The fixed-dollar value collar alludes to a strategy that a company acquired during a merger might apply. Through this method, the company can shield itself from changes in the share price of the getting company.
A collar alludes to an options trading strategy where the trader stands firm on a long put situation, a short call position, and is long shares of the underlying stock. The protective component includes holding shares of a given stock, while likewise purchasing protective puts and selling call options against the holding. Both the puts and calls are out-of-the-money (OTM) options, with similar expiration month and equivalent in the number of contracts purchased.
How a Fixed-Dollar Value Collar Works
A fixed-dollar value collar is one of two types of collars helpful during mergers and acquisitions (M&A) deals. It is intended to safeguard the target company's assets, conveying a steady dollar value for every one of the dealer's shares even on the off chance that the getting company's stock price ought to drop. The aim of the fixed-dollar value collar is to be a circuit breaker, which could hinder critical losses. By setting a floor and ceiling on the stock part of an acquisition deal, the company doing the purchasing will focus on conveying a fixed-dollar value of its stock for each share of the company that will be acquired.
Fixed-dollar value collars set the exchange ratio for the merger or acquisition deal. The ratio decides the share exchange level for the company being bought to exchange its shares for the shares of the obtaining company. This exchange ratio will vacillate inside the collar, as the strategy gives a floor and cap — least and maximum levels for the exchange.
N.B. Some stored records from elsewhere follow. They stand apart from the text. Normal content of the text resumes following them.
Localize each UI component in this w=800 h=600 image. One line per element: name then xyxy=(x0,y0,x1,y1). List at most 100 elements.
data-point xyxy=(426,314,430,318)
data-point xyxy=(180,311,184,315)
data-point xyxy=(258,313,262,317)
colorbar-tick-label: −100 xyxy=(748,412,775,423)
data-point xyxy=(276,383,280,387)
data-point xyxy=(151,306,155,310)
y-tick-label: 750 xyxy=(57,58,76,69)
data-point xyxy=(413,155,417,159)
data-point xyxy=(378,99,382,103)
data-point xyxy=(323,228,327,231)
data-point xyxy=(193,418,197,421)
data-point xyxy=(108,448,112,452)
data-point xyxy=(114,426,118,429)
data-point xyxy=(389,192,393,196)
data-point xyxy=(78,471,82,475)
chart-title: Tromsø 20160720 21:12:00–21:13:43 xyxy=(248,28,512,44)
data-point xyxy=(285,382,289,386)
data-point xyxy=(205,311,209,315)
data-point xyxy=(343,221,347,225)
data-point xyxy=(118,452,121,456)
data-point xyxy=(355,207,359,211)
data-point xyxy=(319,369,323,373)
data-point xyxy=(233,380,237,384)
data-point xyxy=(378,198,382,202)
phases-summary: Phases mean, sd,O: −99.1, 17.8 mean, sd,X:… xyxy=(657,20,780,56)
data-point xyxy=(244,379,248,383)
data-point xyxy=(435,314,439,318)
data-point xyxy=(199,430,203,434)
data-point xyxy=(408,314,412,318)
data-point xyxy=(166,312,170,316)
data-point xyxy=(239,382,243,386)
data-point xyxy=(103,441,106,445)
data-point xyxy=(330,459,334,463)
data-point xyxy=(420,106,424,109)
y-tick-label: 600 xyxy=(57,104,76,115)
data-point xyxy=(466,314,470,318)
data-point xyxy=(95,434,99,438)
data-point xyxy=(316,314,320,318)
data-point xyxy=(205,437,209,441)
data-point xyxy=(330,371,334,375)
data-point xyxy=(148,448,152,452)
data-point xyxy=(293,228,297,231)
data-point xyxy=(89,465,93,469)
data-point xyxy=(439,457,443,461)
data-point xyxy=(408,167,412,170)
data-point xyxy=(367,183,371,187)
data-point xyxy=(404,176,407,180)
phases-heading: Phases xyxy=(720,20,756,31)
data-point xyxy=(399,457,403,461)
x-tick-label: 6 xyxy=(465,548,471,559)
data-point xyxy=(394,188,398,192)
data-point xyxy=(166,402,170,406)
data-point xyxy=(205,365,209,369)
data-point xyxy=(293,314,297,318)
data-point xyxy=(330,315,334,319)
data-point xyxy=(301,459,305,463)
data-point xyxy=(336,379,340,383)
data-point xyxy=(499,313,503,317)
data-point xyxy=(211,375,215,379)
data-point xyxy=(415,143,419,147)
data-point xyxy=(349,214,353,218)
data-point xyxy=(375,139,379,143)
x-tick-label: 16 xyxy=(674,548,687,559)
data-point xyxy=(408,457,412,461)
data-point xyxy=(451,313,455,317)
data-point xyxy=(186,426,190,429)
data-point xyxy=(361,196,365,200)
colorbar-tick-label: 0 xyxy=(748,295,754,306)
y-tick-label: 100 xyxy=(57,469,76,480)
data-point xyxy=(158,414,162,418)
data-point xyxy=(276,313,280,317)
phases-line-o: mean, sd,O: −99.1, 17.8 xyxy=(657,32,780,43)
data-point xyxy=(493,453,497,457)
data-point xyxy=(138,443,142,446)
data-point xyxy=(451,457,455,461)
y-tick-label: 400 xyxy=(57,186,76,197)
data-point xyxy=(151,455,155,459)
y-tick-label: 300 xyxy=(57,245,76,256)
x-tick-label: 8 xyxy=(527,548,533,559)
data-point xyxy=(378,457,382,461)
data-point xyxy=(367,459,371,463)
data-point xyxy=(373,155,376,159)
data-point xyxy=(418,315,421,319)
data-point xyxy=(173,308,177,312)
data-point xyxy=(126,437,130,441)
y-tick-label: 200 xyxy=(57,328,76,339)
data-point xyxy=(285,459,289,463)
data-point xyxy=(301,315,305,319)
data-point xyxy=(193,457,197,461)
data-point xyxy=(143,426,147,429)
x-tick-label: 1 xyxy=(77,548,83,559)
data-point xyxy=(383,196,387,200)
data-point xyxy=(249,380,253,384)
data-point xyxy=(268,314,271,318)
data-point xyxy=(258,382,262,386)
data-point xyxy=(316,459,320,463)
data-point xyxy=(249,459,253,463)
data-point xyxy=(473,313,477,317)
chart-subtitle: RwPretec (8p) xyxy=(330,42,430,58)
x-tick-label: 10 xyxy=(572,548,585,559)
Considerations With Fixed Dollar Value Collars
An article in 2014 from Harvard Law School investigated a few parts of M&A strategies. "A number of factors play into the recharged appeal of stock deals, remembering an undeniably bullish outlook for the C-level suite and higher and more stable stock market valuations, as well as deal-explicit drivers like the requirement for a significant stock part in tax inversion transactions," specialists composed.
"A portion of the potential pitfalls inherent in a fixed value structure are quickly clear — missing extra protections, on the off chance that the acquirer's stock price drops among signing and closing, the acquirer is at risk of experiencing the dilutive effects of giving more stock than initially anticipated."
The specialists added that such a dilutive impact could make an acquisition less appealing to the buyer. Additionally, it could bring about "enough shares being issued to require endorsement by buyer stockholders under stock exchange voting requirements or by making adequate dilution trigger change of control provisions in debt, incentive equity or other key agreements.
"On the flip side," they stated, "an exchange ratio that differs in light of value could likewise cause issues assuming an acquirer's stock price increments definitively — e.g., by making the number of shares be issued to fall below edges pertinent to accomplish an ideal tax treatment."
Features
- A fixed-dollar value collar is an options strategy employed during a merger to hedge against changes in the share price of the getting company.
- Fixed-dollar value collars set the exchange level for the company being bought to exchange its shares for the shares of the obtaining company.
- Utilizing both put and call options, the strategy sets both a floor and ceiling on the stock part of the acquisition deal.